François-Auguste Ravier (4 May 1814 – 26 June 1895) was a French landscape painter.

== Biography ==
He was born in Lyon. His parents encouraged him to prepare for a legal career, so he went to Paris. While studying law, from 1833 to 1839, he also devoted himself to painting; enrolling at the École des Beaux-Arts, where he studied with Théodore Caruelle d'Aligny. In 1835, he visited Royat, and became acquainted with Jean-Baptiste Camille Corot, who had a great influence on his early style.

From 1840 to 1845, at the urging of Corot, he worked in Italy, where he mingled with the French art community. Although he spent most of his time wandering through the countryside painting, he apparently never exhibited his works there. After returning to France, he settled in Crémieu until 1868, when he moved to Morestel, attracted by the lighting and impressive, isolated landscapes.

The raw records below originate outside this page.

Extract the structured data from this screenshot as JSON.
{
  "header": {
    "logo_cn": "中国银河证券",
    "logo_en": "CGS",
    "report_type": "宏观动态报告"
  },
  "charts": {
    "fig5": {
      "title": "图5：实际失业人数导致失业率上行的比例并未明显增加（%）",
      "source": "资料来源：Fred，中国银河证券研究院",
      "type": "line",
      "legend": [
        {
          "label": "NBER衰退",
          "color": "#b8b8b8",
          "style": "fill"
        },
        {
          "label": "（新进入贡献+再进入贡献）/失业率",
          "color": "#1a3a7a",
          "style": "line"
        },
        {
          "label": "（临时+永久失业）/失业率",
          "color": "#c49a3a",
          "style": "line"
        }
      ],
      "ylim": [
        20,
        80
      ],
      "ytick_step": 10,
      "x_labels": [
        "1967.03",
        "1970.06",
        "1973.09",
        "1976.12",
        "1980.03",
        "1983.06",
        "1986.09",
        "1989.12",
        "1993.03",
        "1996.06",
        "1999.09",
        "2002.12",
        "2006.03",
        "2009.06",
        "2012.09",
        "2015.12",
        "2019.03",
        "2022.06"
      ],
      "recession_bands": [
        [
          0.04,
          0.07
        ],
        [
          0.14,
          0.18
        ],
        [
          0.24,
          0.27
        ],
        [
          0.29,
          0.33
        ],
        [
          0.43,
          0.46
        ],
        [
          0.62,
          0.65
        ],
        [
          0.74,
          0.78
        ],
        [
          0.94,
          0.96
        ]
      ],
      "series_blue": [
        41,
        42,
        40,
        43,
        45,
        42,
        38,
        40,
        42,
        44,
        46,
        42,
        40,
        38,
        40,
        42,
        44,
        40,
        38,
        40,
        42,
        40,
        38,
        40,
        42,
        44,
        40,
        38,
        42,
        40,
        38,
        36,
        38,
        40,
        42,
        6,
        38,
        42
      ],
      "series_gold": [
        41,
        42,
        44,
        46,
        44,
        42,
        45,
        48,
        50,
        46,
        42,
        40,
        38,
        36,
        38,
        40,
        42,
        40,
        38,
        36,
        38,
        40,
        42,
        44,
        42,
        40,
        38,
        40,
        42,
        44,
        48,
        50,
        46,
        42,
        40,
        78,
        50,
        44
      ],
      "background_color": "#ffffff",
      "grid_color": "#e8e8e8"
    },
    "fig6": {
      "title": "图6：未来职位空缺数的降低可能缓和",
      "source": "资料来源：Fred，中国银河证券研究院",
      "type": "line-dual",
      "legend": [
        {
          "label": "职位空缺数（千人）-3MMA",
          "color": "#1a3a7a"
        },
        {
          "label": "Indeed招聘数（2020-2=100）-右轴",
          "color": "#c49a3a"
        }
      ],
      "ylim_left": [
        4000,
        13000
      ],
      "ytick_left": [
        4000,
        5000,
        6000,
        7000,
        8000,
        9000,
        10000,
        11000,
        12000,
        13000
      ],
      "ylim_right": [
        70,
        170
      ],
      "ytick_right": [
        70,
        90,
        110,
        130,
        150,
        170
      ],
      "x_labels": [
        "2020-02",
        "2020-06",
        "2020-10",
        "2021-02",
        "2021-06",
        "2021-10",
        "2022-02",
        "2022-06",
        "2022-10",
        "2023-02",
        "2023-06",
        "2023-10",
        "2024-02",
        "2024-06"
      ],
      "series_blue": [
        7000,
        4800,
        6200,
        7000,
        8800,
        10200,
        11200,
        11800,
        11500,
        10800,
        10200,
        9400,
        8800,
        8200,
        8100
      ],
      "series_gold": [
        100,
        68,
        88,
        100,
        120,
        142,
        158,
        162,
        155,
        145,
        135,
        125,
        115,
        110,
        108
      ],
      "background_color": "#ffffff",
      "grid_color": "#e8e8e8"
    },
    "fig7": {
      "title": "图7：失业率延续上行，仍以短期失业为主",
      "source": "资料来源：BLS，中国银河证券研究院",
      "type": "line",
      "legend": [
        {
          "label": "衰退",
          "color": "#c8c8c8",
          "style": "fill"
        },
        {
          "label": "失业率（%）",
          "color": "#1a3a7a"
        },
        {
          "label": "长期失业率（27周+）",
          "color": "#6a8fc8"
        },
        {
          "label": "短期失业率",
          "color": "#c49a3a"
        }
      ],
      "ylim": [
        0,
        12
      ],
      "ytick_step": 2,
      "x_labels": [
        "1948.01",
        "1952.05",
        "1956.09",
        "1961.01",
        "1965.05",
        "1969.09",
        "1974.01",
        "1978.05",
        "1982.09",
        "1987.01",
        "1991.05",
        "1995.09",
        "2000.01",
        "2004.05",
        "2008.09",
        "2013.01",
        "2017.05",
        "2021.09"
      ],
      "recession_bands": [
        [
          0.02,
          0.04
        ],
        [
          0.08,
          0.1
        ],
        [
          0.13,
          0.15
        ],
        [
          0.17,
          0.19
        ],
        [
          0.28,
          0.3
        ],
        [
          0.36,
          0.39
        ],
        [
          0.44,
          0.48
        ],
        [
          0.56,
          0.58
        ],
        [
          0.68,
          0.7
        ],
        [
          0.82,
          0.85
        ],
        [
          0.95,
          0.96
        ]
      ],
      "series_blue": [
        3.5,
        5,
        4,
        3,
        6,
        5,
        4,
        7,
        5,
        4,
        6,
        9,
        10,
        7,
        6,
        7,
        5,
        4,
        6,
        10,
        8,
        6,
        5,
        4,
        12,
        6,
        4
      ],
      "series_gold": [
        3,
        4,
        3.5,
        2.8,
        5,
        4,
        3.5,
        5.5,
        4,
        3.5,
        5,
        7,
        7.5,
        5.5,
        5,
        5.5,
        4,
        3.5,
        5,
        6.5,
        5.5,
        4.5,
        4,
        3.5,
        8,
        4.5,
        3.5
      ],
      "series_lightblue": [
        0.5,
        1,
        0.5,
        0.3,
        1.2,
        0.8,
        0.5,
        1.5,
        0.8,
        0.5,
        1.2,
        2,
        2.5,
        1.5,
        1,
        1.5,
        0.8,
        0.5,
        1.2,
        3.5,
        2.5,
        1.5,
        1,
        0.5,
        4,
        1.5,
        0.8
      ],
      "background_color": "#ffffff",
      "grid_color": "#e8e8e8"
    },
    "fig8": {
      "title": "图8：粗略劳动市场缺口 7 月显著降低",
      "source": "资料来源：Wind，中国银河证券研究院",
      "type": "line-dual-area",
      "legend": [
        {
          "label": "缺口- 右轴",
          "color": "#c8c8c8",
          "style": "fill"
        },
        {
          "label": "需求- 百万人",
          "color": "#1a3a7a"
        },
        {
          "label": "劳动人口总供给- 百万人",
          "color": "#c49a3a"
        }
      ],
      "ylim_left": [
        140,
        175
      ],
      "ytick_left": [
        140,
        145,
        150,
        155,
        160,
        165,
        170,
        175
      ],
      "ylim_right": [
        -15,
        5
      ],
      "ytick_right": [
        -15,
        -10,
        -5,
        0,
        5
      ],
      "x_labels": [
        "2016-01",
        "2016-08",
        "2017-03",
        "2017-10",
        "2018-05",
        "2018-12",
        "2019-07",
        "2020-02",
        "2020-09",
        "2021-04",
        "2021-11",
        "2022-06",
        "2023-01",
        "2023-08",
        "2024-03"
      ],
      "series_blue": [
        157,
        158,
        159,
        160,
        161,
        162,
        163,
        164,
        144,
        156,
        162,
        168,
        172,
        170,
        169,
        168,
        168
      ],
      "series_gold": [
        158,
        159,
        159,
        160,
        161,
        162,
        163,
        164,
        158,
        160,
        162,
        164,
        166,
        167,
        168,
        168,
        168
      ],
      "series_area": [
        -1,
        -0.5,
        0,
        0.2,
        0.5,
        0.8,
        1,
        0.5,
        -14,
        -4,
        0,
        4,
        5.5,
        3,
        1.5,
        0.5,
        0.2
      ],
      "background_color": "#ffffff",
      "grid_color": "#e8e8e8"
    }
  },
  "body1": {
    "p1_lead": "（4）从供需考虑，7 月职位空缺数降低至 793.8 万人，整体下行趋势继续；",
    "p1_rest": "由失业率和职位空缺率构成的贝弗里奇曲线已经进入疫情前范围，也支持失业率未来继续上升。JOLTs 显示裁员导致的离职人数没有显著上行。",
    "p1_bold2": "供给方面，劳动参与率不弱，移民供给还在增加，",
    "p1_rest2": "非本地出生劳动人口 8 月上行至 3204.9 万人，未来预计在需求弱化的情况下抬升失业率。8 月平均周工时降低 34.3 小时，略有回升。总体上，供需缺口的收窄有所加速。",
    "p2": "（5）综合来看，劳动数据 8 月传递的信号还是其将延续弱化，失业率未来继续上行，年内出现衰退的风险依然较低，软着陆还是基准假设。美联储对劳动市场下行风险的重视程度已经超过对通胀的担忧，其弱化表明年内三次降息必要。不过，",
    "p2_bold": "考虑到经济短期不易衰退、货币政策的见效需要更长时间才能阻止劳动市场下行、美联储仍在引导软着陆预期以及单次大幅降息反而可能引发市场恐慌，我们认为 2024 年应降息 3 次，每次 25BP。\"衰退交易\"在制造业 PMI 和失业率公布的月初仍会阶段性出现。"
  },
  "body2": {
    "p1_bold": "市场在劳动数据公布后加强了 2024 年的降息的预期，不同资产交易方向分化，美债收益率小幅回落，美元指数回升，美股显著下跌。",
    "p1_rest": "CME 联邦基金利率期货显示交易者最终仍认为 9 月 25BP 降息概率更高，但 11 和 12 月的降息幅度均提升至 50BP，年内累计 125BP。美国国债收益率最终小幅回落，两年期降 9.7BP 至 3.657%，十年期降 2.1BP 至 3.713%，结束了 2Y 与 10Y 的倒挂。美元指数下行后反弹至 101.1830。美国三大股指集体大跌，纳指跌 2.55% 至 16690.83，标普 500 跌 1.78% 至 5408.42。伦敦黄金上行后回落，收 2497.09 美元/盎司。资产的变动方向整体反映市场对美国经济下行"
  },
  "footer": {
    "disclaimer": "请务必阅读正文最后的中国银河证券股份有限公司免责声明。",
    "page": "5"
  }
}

Many young painters were interested in his experimental techniques, and went there to seek his advice. Much later, these artists were grouped together and called the "École de Morestel". François Guiguet, whom he met in 1876 is, perhaps, the best remembered among this group.

In his final decade, Ravier suffered from a progressive blindness. It was said that he had "looked at the sun too much". He died in Morestel in 1895.

In addition to Corot, Ravier was a great admirer of the English painter, J. M. W. Turner. Due to his innovative methods of mixing colors, he is sometimes considered to be an early Impressionist.